IP se considera un protocolo sin estado, porque no guarda información de contexto sobre las comunicaciones en curso. Cada datagrama se procesa independiente de los anteriores, lo que da gran escalabilidad pero deja en manos de las capas superiores la gestión de sesiones, fiabilidad y control de flujo.
IPv6: evolución del protocolo de Internet
La adopción masiva de Internet, sumada a la explosión del Internet de las Cosas (IoT), dejó claro que el espacio de direcciones de 32 bits de IPv4 no era suficiente. Para evitar el colapso, se diseñó IPv6 como sucesor natural, con direcciones de 128 bits y una cabecera simplificada.
Gracias a esa longitud ampliada, IPv6 ofrece un número prácticamente inagotable de direcciones únicas, lo que permite asignar IP públicas a un volumen enorme de dispositivos sin depender tanto de trucos como la traducción de direcciones (NAT).

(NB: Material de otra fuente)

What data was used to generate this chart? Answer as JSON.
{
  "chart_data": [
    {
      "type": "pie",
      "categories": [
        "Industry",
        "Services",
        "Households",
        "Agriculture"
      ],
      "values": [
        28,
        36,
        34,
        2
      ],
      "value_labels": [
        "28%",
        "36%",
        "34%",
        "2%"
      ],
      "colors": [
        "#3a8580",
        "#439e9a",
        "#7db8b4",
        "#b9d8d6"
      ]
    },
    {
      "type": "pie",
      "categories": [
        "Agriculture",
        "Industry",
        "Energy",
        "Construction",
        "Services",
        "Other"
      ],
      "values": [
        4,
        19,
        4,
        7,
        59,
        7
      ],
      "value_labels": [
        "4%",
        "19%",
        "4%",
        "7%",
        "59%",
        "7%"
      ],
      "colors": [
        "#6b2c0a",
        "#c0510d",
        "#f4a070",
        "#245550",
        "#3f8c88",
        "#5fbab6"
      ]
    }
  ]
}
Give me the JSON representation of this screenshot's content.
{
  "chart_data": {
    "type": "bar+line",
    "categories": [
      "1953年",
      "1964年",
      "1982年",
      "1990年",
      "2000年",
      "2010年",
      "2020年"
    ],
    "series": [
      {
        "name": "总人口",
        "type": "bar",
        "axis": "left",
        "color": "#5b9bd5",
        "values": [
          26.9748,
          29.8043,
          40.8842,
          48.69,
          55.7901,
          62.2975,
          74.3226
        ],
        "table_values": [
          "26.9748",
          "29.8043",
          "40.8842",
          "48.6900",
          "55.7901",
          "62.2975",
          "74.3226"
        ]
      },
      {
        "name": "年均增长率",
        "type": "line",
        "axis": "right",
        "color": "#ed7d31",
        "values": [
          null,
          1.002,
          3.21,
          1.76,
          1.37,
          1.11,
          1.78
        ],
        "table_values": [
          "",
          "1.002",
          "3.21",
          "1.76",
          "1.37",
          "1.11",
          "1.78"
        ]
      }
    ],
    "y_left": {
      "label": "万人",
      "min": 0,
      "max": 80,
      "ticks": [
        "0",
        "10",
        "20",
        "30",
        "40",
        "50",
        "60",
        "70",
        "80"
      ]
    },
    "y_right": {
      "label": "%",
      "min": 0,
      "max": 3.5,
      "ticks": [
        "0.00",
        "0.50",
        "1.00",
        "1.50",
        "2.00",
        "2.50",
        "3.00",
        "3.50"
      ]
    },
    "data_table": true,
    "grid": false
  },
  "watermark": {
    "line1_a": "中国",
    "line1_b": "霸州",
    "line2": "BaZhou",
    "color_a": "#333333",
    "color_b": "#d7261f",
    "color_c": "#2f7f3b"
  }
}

La cabecera de IPv6 se ha simplificado respecto a la de IPv4, reduciendo campos y haciendo el procesamiento más eficiente en routers. Este diseño favorece un enrutamiento más rápido, un menor consumo de CPU y una gestión más limpia de extensiones y opciones avanzadas.
Además, IPv6 incorpora de forma nativa mejoras en autoconfiguración (stateless address autoconfiguration), calidad de servicio, extensibilidad y seguridad. Por ejemplo, las extensiones para autenticación e integridad de datos se integran de manera más natural que en el ecosistema IPv4.
Para las empresas y sectores con alta demanda de conectividad (telecomunicaciones, IoT industrial, smart cities), el salto a IPv6 supone una infraestructura más escalable, más segura y más preparada para escenarios de tráfico intensivo y servicios en tiempo real.
Qué servicios y aplicaciones se apoyan en el protocolo IP
Prácticamente cualquier servicio moderno de comunicaciones se construye sobre IP. La navegación web usa HTTP o HTTPS sobre TCP/IP para intercambiar páginas, imágenes y contenido dinámico entre navegadores y servidores.
El correo electrónico combina protocolos como SMTP, IMAP o POP3 utilizando IP en la base, permitiendo el envío y recepción de mensajes con texto, imágenes y archivos adjuntos a través de múltiples redes intermedias.
La telefonía y las videollamadas de Voz sobre IP (VoIP) emplean protocolos como SIP y RTP para establecer y transportar flujos de audio y vídeo en tiempo real, apoyándose en IP para mover paquetes entre centrales, gateways y dispositivos finales.
La mensajería instantánea, las notificaciones push, los servicios de streaming de vídeo, los juegos online e incluso los sistemas de control industrial y domótica basados en IoT utilizan IP como capa de red común, lo que hace posible su interoperabilidad global.
En entornos empresariales, soluciones de red híbrida, nubes privadas y públicas, y servicios como VPNs, SD-WAN o redes definidas por software se construyen alrededor del protocolo IP para garantizar compatibilidad entre fabricantes y plataformas.
En definitiva, cada vez que abres una web, envías un correo o haces una videollamada, hay una pila de protocolos trabajando coordinadamente donde IP se encarga de que los paquetes encuentren camino entre origen y destino, aunque el usuario no sea consciente de ello.
Comprender cómo IP direcciona, fragmenta, encamina y entrega los datagramas ayuda a valorar mejor la complejidad de las redes modernas y a diseñar soluciones más robustas, seguras y eficientes, ya sea en el ámbito personal, profesional o empresarial.